I had an Uber driver in Florida last time I was there (business) and when he found out I was from Canada he told me he went to Boulder in the winter for a vacation and thought it would be cool to rent a car and drive up a mountain. Yeah, he was pretty freaked out by that driving experience. :)

Good call on the Subaru. My wife had a couple and they were great in the snow. First car we ever had with heated seats, too!

[–] Naja_Kaouthia 3 points 1 year ago

When I first moved here I thought to myself,”Damn there are a lot of Subarus here.”. The reason became abundantly clear during my first winter here lol.

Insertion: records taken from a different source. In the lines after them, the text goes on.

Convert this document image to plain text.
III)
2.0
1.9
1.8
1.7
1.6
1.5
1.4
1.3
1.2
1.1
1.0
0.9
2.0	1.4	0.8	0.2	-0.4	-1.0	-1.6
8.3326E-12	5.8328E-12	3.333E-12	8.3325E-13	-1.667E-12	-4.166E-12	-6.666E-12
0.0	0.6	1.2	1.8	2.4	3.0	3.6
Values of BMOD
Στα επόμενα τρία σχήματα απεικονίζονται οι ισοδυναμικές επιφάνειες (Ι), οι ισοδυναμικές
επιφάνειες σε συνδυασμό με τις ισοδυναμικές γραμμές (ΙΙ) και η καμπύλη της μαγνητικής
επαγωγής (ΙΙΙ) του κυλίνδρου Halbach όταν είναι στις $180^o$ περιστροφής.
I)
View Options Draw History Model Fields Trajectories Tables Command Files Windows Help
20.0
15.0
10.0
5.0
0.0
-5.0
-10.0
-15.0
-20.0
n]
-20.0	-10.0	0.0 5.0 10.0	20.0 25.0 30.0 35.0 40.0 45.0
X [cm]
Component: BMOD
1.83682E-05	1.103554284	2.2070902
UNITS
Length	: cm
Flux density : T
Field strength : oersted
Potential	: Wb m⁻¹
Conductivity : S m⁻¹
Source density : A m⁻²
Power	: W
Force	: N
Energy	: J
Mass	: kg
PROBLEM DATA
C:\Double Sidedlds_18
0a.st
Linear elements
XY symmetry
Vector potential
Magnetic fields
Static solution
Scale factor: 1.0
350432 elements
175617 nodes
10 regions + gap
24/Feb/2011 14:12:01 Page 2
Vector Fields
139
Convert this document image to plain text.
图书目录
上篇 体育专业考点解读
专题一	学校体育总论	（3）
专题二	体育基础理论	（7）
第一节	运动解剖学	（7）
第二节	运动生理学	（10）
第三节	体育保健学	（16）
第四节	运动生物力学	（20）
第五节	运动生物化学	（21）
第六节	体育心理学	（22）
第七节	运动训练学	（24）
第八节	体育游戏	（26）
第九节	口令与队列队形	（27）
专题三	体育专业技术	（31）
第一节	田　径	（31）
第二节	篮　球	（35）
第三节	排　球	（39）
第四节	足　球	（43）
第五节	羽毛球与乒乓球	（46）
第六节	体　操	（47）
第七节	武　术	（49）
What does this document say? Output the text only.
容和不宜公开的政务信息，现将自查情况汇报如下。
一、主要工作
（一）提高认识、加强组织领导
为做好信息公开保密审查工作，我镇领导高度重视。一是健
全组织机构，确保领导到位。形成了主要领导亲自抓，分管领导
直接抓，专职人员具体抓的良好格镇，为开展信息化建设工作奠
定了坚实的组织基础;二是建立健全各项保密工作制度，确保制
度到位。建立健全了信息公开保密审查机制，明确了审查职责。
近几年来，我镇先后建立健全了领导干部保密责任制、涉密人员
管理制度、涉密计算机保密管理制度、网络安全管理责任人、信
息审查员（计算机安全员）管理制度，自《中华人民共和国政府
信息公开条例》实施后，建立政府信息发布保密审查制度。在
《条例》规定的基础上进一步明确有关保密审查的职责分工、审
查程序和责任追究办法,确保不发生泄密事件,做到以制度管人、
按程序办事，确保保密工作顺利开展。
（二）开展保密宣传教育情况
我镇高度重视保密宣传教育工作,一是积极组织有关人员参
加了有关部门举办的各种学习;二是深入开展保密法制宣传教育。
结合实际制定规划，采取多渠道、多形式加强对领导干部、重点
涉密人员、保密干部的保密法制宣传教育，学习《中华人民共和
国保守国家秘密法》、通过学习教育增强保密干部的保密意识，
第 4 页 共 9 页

[–] PopShark 2 points 1 year ago (1 children)

I used to (sometimes skipping class) drive in the mountains almost every day when I was living in Boulder attending CU. I loved it and miss it dearly.

[–] grabyourmotherskeys 2 points 1 year ago

I've never been there but I lived in Banff, Alberta for a while when I was 19 (which was a while ago). I was cooking at a hotel there and living in residence. Sometimes I thought I'd stay there forever but I love the ocean, too. Jokes on me, I live in a city hours from the mountains and a day from the ocean now. :)

Something about a mountain town after a snow storm... Pretty cool.

Maybe I'm old but I love John Denver's Rocky Mountain High. Takes me back.

[–] [email protected] 6 points 1 year ago

A few years ago I was stuck in a terrible traffic jam, five hours through ice and snow for a drive that should've been 50 minutes.
A woman froze in her car in that jam, and since then I've made sure to always have a warm sleeping bag in the car.
Also, heated side mirrors are so nice

[–] EliteCaster 1 points 1 year ago

One variant of this I encounter is driving in the rain. I moved to SoCal from NY, and everyone here freaks out when it so much as drizzles, and there is always insane traffic due to accidents upon any precipitation...

[–] [email protected] 1 points 1 year ago

Something like two of the mates I grew up with can drive at all.